Looking around the room at women swaying, dancing and moving their bodies as if nobody was in the room, I realized this song isn’t just about dancing, maybe not about dancing at all. It’s about the longing, women’s fiery determination, the trepidation we feel when we push so hard every day to be ourselves. Our sexual selves, strong selves, wicked and fun selves. Selves that love our kids, partners, our lives. Yes, we love nurturing and we care about the whole dang world so deeply. AND, we can feel trapped and burdened by the definitions and the “rules” that were given us very early on in our lives.

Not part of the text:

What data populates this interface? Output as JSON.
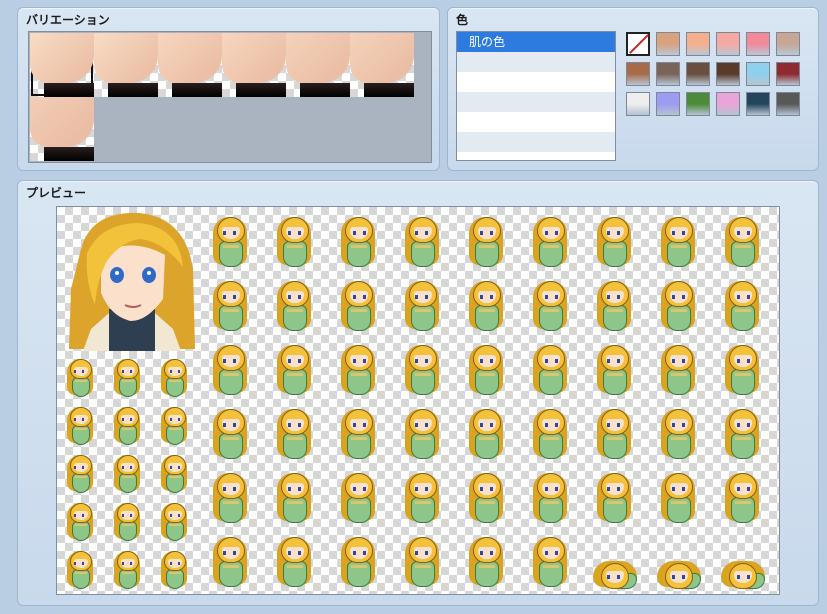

Women, it is said, are made to nurture, to care for others, to speak more softly than men, not to be threatening to men in any way, and never ever to dance provocatively on a ballroom floor or bar table lest they be seen as (fill in the blanks) and bring it on themselves when something happens.


Now, I am the last woman to say we ought to be taking off our clothes and dancing on a bar, but the desperation we can feel at times to show the world that we are not always soft, quiet, demure, and wanting to put others’ feelings first can lead us to that last drink, the one that gives us an excuse the next day. Oppression creates desperation. We see this today more than ever, in the continuing fight for racial equality, women’s reproductive rights, gender equality, battles waged by immigrants to be seen, heard and included in the fabric of what we call America.


So, when you hear this song, you’ll understand. Maybe we do want to find a lover, or we are lookin’ for romance, but most of all, we just want (to be allowed) to dance!


If you find this post helpful, others might too. Please post on your social media pages to share the joy!




  1. Christine Baumgartner on March 15, 2016 at 3:54 pm

    Oh Donna another great topic. And your point about how oppression creates desperation (in all areas of a human being’s experience) is perfect.

    And it certainly opens the conversation up about what we can do to help ourselves and each other not get to that place.

    • admin on March 15, 2016 at 3:59 pm

      I wish we could all and always dance with joy like that song says. Alas, we have to make friends with the things that keep us in our seats. We need to dance a lot these days, don’t you think?

      • admin on March 20, 2016 at 11:15 pm

        We so need to dance more. I think dancing helps with making peace, and it says, “This is who I am! Fabulous, aren’t I?”